En France, le baroque est en conflit avec le classicisme. Ce sont surtout les églises dites « jésuites » qui le représentent ; or, il s’en construit beaucoup, de la chapelle à la cathédrale, mais avec un parti baroque plus ou moins accusé. C’est ainsi que l’on a des plans à nef unique (Paris : les Carmes, Saint-Paul-Saint-Louis ; Bordeaux : Saint-Bruno ; Avignon : chapelle des Jésuites, etc.), des plans centrés avec dôme (Paris : le temple Sainte-Marie de Mansart*, le collège des Quatre-Nations de Le Vau*, le dôme des Invalides d’Hardouin-Mansart*), des plans médiévaux traditionnels (Paris : Saint-Roch, Saint-Sulpice ; les cathédrales de Nancy, d’Arras et de Versailles). Les façades de tradition médiévale possèdent souvent des tours (Paris : Saint-Sulpice ; Langres : Saint-Mammès) ; les façades de tradition « Renaissance » superposent les ordres sur trois niveaux (Paris : Saint-Gervais) ; la façade « romaine » est à deux niveaux (Sorbonne, Val-de-Grâce).
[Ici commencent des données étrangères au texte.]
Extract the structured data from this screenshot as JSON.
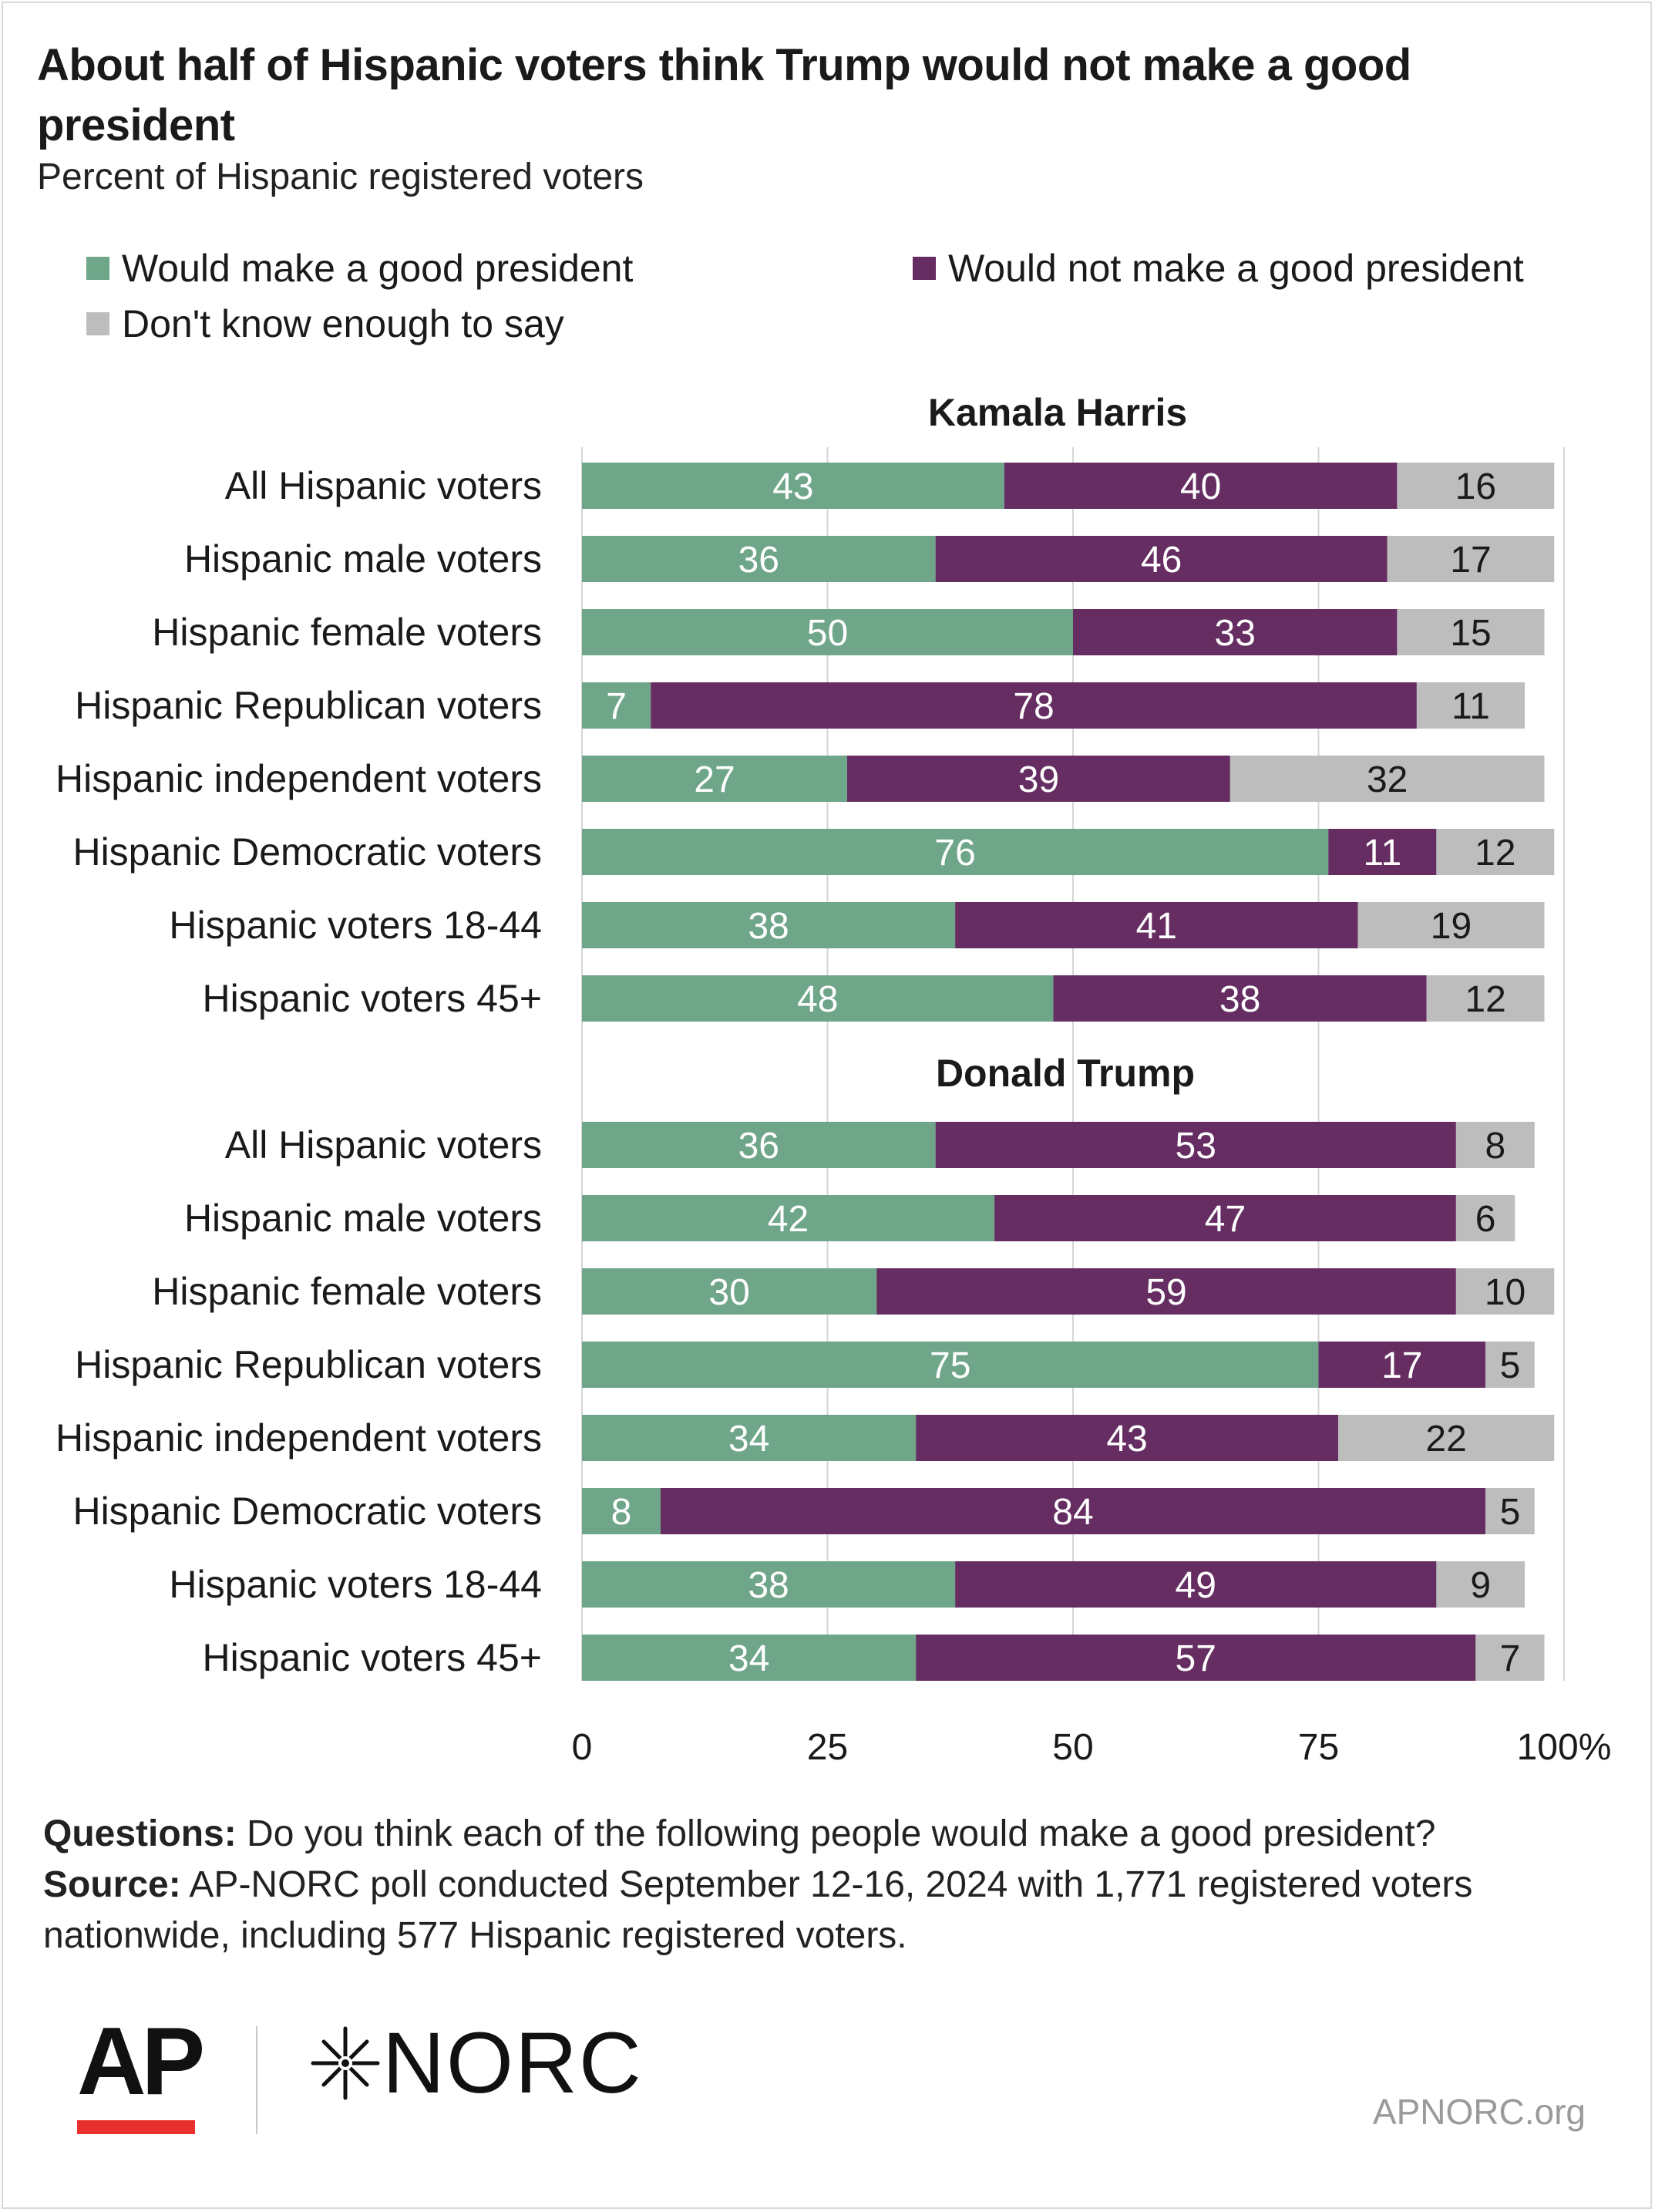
{
  "title": "About half of Hispanic voters think Trump would not make a good president",
  "subtitle": "Percent of Hispanic registered voters",
  "colors": {
    "good": "#6fa68a",
    "not_good": "#652d62",
    "dont_know": "#bdbdbd",
    "grid": "#d6d6d6",
    "text": "#1a1a1a",
    "ap_red": "#e8312f",
    "site": "#9a9a9a"
  },
  "legend": [
    {
      "label": "Would make a good president",
      "color": "#6fa68a"
    },
    {
      "label": "Would not make a good president",
      "color": "#652d62"
    },
    {
      "label": "Don't know enough to say",
      "color": "#bdbdbd"
    }
  ],
  "chart_data": {
    "type": "bar",
    "orientation": "horizontal",
    "stacked": true,
    "xlim": [
      0,
      100
    ],
    "x_ticks": [
      "0",
      "25",
      "50",
      "75",
      "100%"
    ],
    "grid": true,
    "legend_position": "top",
    "series_names": [
      "Would make a good president",
      "Would not make a good president",
      "Don't know enough to say"
    ],
    "panels": [
      {
        "name": "Kamala Harris",
        "categories": [
          "All Hispanic voters",
          "Hispanic male voters",
          "Hispanic female voters",
          "Hispanic Republican voters",
          "Hispanic independent voters",
          "Hispanic Democratic voters",
          "Hispanic voters 18-44",
          "Hispanic voters 45+"
        ],
        "series": [
          {
            "name": "Would make a good president",
            "values": [
              43,
              36,
              50,
              7,
              27,
              76,
              38,
              48
            ]
          },
          {
            "name": "Would not make a good president",
            "values": [
              40,
              46,
              33,
              78,
              39,
              11,
              41,
              38
            ]
          },
          {
            "name": "Don't know enough to say",
            "values": [
              16,
              17,
              15,
              11,
              32,
              12,
              19,
              12
            ]
          }
        ]
      },
      {
        "name": "Donald Trump",
        "categories": [
          "All Hispanic voters",
          "Hispanic male voters",
          "Hispanic female voters",
          "Hispanic Republican voters",
          "Hispanic independent voters",
          "Hispanic Democratic voters",
          "Hispanic voters 18-44",
          "Hispanic voters 45+"
        ],
        "series": [
          {
            "name": "Would make a good president",
            "values": [
              36,
              42,
              30,
              75,
              34,
              8,
              38,
              34
            ]
          },
          {
            "name": "Would not make a good president",
            "values": [
              53,
              47,
              59,
              17,
              43,
              84,
              49,
              57
            ]
          },
          {
            "name": "Don't know enough to say",
            "values": [
              8,
              6,
              10,
              5,
              22,
              5,
              9,
              7
            ]
          }
        ]
      }
    ]
  },
  "footer": {
    "questions_label": "Questions:",
    "questions_text": "Do you think each of the following people would make a good president?",
    "source_label": "Source:",
    "source_text": "AP-NORC poll conducted September 12-16, 2024 with 1,771 registered voters nationwide, including 577 Hispanic registered voters."
  },
  "logos": {
    "ap": "AP",
    "norc": "NORC",
    "norc_mark": "✶",
    "site": "APNORC.org"
  }
}
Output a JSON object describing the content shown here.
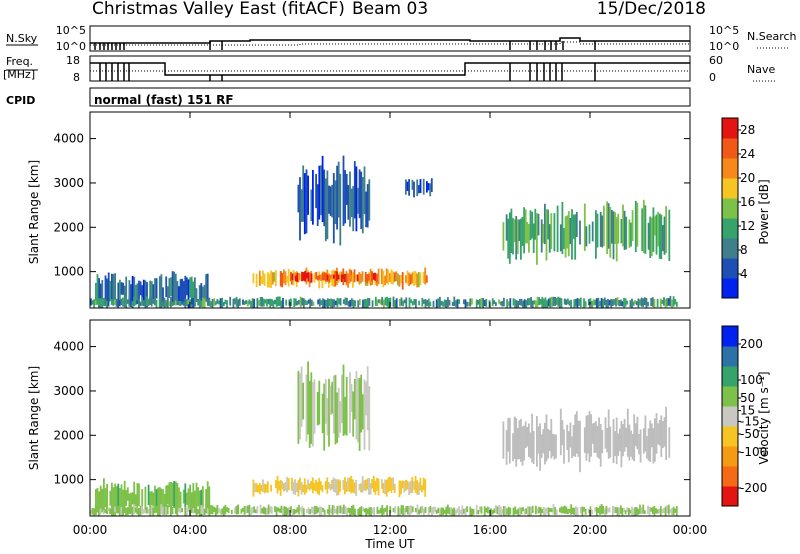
{
  "header": {
    "title": "Christmas Valley East (fitACF)",
    "beam": "Beam 03",
    "date": "15/Dec/2018"
  },
  "strip": {
    "nsky_label": "N.Sky",
    "nsky_ticks": [
      "10^5",
      "10^0"
    ],
    "nsearch_label": "N.Search",
    "nsearch_ticks": [
      "10^5",
      "10^0"
    ],
    "freq_label": "Freq.",
    "freq_unit": "[MHz]",
    "freq_ticks": [
      "18",
      "8"
    ],
    "nave_label": "Nave",
    "nave_ticks": [
      "60",
      "0"
    ],
    "cpid_label": "CPID",
    "cpid_value": "normal (fast) 151 RF"
  },
  "colors": {
    "power_scale": [
      "#0022ee",
      "#1e4fb5",
      "#3f7f8c",
      "#36a36a",
      "#7ec14a",
      "#f6c523",
      "#f6891a",
      "#f05a16",
      "#e31512"
    ],
    "velocity_scale": [
      "#e31512",
      "#f56a14",
      "#f69a15",
      "#f6c523",
      "#c8c8c0",
      "#7ec14a",
      "#36a36a",
      "#2d72a4",
      "#0022ee"
    ],
    "ground_scatter": "#bdbdbd"
  },
  "chart_data": [
    {
      "type": "heatmap",
      "name": "power",
      "xlabel": "",
      "ylabel": "Slant Range [km]",
      "x_ticks": [
        "00:00",
        "04:00",
        "08:00",
        "12:00",
        "16:00",
        "20:00",
        "00:00"
      ],
      "xlim_hours": [
        0,
        24
      ],
      "y_ticks": [
        1000,
        2000,
        3000,
        4000
      ],
      "ylim": [
        180,
        4600
      ],
      "colorbar_label": "Power [dB]",
      "colorbar_ticks": [
        4,
        8,
        12,
        16,
        20,
        24,
        28
      ],
      "colorbar_range": [
        0,
        30
      ],
      "echo_regions": [
        {
          "t": [
            0.2,
            4.8
          ],
          "range": [
            180,
            950
          ],
          "level": 7
        },
        {
          "t": [
            6.5,
            13.5
          ],
          "range": [
            650,
            1050
          ],
          "level": 20
        },
        {
          "t": [
            8.0,
            11.5
          ],
          "range": [
            750,
            1000
          ],
          "level": 26
        },
        {
          "t": [
            8.3,
            11.2
          ],
          "range": [
            1800,
            3450
          ],
          "level": 6
        },
        {
          "t": [
            12.6,
            13.7
          ],
          "range": [
            2700,
            3100
          ],
          "level": 6
        },
        {
          "t": [
            16.5,
            23.2
          ],
          "range": [
            1300,
            2500
          ],
          "level": 12
        },
        {
          "t": [
            0.0,
            23.5
          ],
          "range": [
            180,
            420
          ],
          "level": 10
        }
      ]
    },
    {
      "type": "heatmap",
      "name": "velocity",
      "xlabel": "Time UT",
      "ylabel": "Slant Range [km]",
      "x_ticks": [
        "00:00",
        "04:00",
        "08:00",
        "12:00",
        "16:00",
        "20:00",
        "00:00"
      ],
      "xlim_hours": [
        0,
        24
      ],
      "y_ticks": [
        1000,
        2000,
        3000,
        4000
      ],
      "ylim": [
        180,
        4600
      ],
      "colorbar_label": "Velocity [m s⁻¹]",
      "colorbar_ticks": [
        200,
        100,
        50,
        15,
        -15,
        -50,
        -100,
        -200
      ],
      "colorbar_range": [
        -250,
        250
      ],
      "echo_regions": [
        {
          "t": [
            0.2,
            4.8
          ],
          "range": [
            180,
            950
          ],
          "velocity": 60
        },
        {
          "t": [
            6.5,
            13.5
          ],
          "range": [
            650,
            1050
          ],
          "velocity": -40
        },
        {
          "t": [
            8.3,
            11.2
          ],
          "range": [
            1800,
            3450
          ],
          "velocity": 30
        },
        {
          "t": [
            16.5,
            23.2
          ],
          "range": [
            1300,
            2500
          ],
          "velocity": 0
        },
        {
          "t": [
            0.0,
            23.5
          ],
          "range": [
            180,
            420
          ],
          "velocity": 40
        }
      ]
    }
  ]
}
En fait, les architectes français, souvent ingénieurs en même temps, sont rebelles au baroque ; l’échec du Bernin à la colonnade du Louvre en est la preuve, et c’est dans le Midi que l’architecture civile se teintera de baroque (Aix-en-Provence*).


Le classicisme*

On peut dire qu’en Italie Bramante et Raphaël étaient déjà des classiques.

En France, l’architecture originale élaborée d’après la leçon italienne s’appuie sur les grands traités théoriques (Vitruve, Alberti, Vignole, Serlio), auxquels viendront s’ajouter les Cours d’architecture de Nicolas François Blondel (v. 1618-1686), puis de Jacques François Blondel (1705-1774). Dans une première phase, il s’agit d’une forme classicisante avec encore des éléments de la période précédente ; cette « architecture austère » (1585-1650) se caractérise par l’aveu des matériaux et souvent l’association brique-pierre, l’emploi de bossages ou de refends (surtout au rez-de-chaussée), l’importance de la toiture, une évolution vers la régularité des plans et de l’ordonnance des façades. À cette période appartiennent notamment le palais du Luxembourg, commencé par Salomon de Brosse (v. 1571-1626), le pavillon de l’Horloge du Louvre, de Jacques Lemercier (v. 1585-1654), les châteaux de Vizille, de Cadillac, de Balleroy, etc.